Der Fotograf Timm Rautert porträtierte 1974/75 Bürger in ihrer vorgeschriebenen Berufskleidung, die ihre Funktion und ihren Status zum Ausdruck brachte. Im Studio, vor einem neutralen Hintergrund, hatten „die Porträtierten somit gewisse Möglichkeiten der Selbstinszenierung: Sie konnten und mussten sich entscheiden, ob sie Individualität zum Ausdruck bringen oder sich ganz als Repräsentant ihrer Berufsgruppe darstellen wollten“, schreibt der Verlag über das Projekt, das erst viele Jahre später, 2007, als Buch erschien.

Rauterts Fotografien, erstmals im Magazin der Zeit im März 1975 publiziert, stellten „Fragen zum Selbstverständnis der Menschen in einer Zeit, da die Uniform auf ihre Träger abstrahlte und weit mehr war als ein Outfit“. Darin sind die Zustellerin Monika Dilger zu sehen, eine Diakonie-Schwester, ein Rot-Kreuz-Mitarbeiter, ein Soldat, ein Feuerwehrmann und ein Pfadfinder, jeweils in Arbeitskleidung.

Die deutsche Buchausgabe Deutsche in Uniform ist vergriffen, aber auf Englisch ist das Buch unter dem Titel Germans in Uniform noch beim Steidl Verlag in Göttingen zu beziehen. Auf dem Cover der englischen Ausgabe ist Arnold Rüther, ein Polizist in Motorradkluft, Angehöriger der Düsseldorfer Motorradstaffel SBI-FK (Schutzbereich Funk-Krad-Gruppe I), abgebildet – im Unterschied zur deutschen Fassung, die den heiteren Karnevalsprinzen „Prinz Jupp“ Josef Steinhausen (+2013) zeigt, einen ernst blickenden Mann von 22 Jahren.

Die Rüther-Fotografie, so verrät das Internet, wurde 2012 vom Busch-Reisinger Museum der Universität Harvard angekauft. Und unter „Landtag intern“ vom März 1979 findet sich im Netz Arnold Rüther als Retter in der Not, weil er einem Busfahrer, der sich – wie es so vielen Menschen in Düsseldorf ergeht – total verfranzt hatte, den Weg zum Landtag wies.

Arnold Rüther, 2014 (Foto: WP/Ausschnitt)

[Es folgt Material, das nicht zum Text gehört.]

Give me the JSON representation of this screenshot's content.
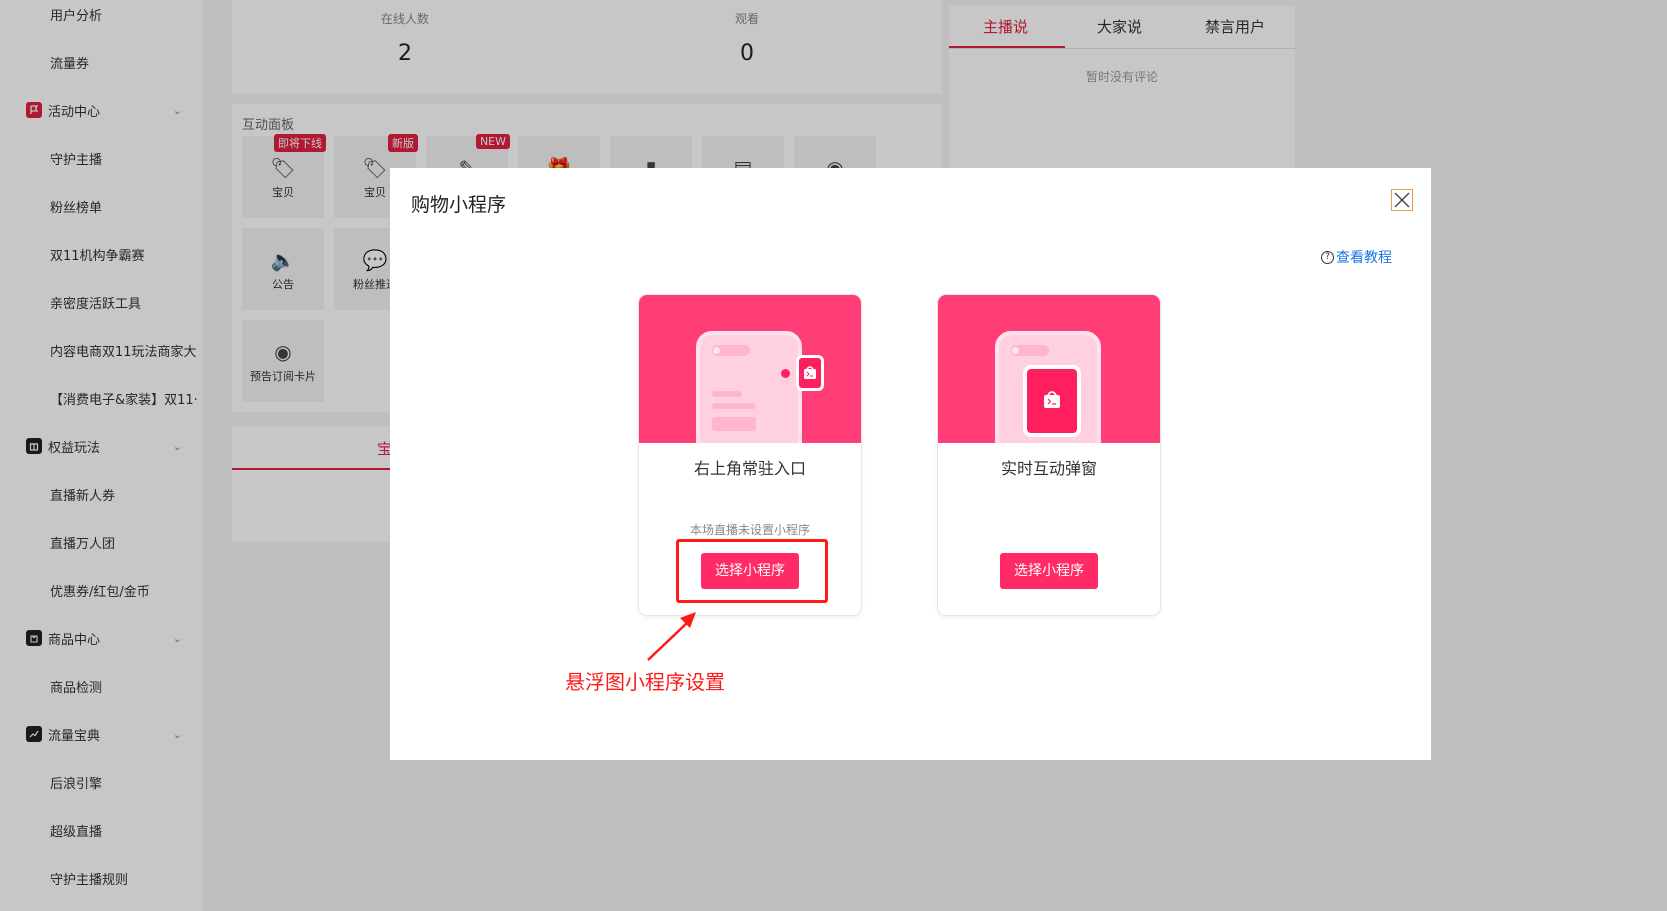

Als Rüther 2014 als Bezirksbeamter der Polizei in Olsberg in Pension ging, war er in legerer blauer Stoffuniform in regionalen Zeitungen zu sehen. Die hat er damals abgelegt, nicht aber seine Begeisterung für zwei Räder. Auch wenn er sich verkleinert hat auf einen Roller, 300 Kubik – zum Harley-Treffen ist er jedes Jahr in Düsseldorf. Dort habe er sich auch die Ausstellung mit den Fotos von damals angesehen, erzählt er am Telefon, und auch einen Bekannten getroffen, der wusste, Timm Rautert lebe jetzt in Duisburg.

 

Nicht Rautert selbst hatte damals die jeweiligen Personen für das Uniform-Projekt ausgewählt, sondern im Vorfeld die Organisationen angeschrieben. „Es sollte ein Prototyp sein“, kommentiert der Fotograf in einem Beitrag zur Ausstellung „SUBJEKT und OBJEKT. FOTO RHEIN RUHR“ in der Kunsthalle Düsseldorf, die 2020 über 100 Positionen und rund 600 Arbeiten der zeitgenössischen Fotografie zeigte, die Auswahl der Porträtierten.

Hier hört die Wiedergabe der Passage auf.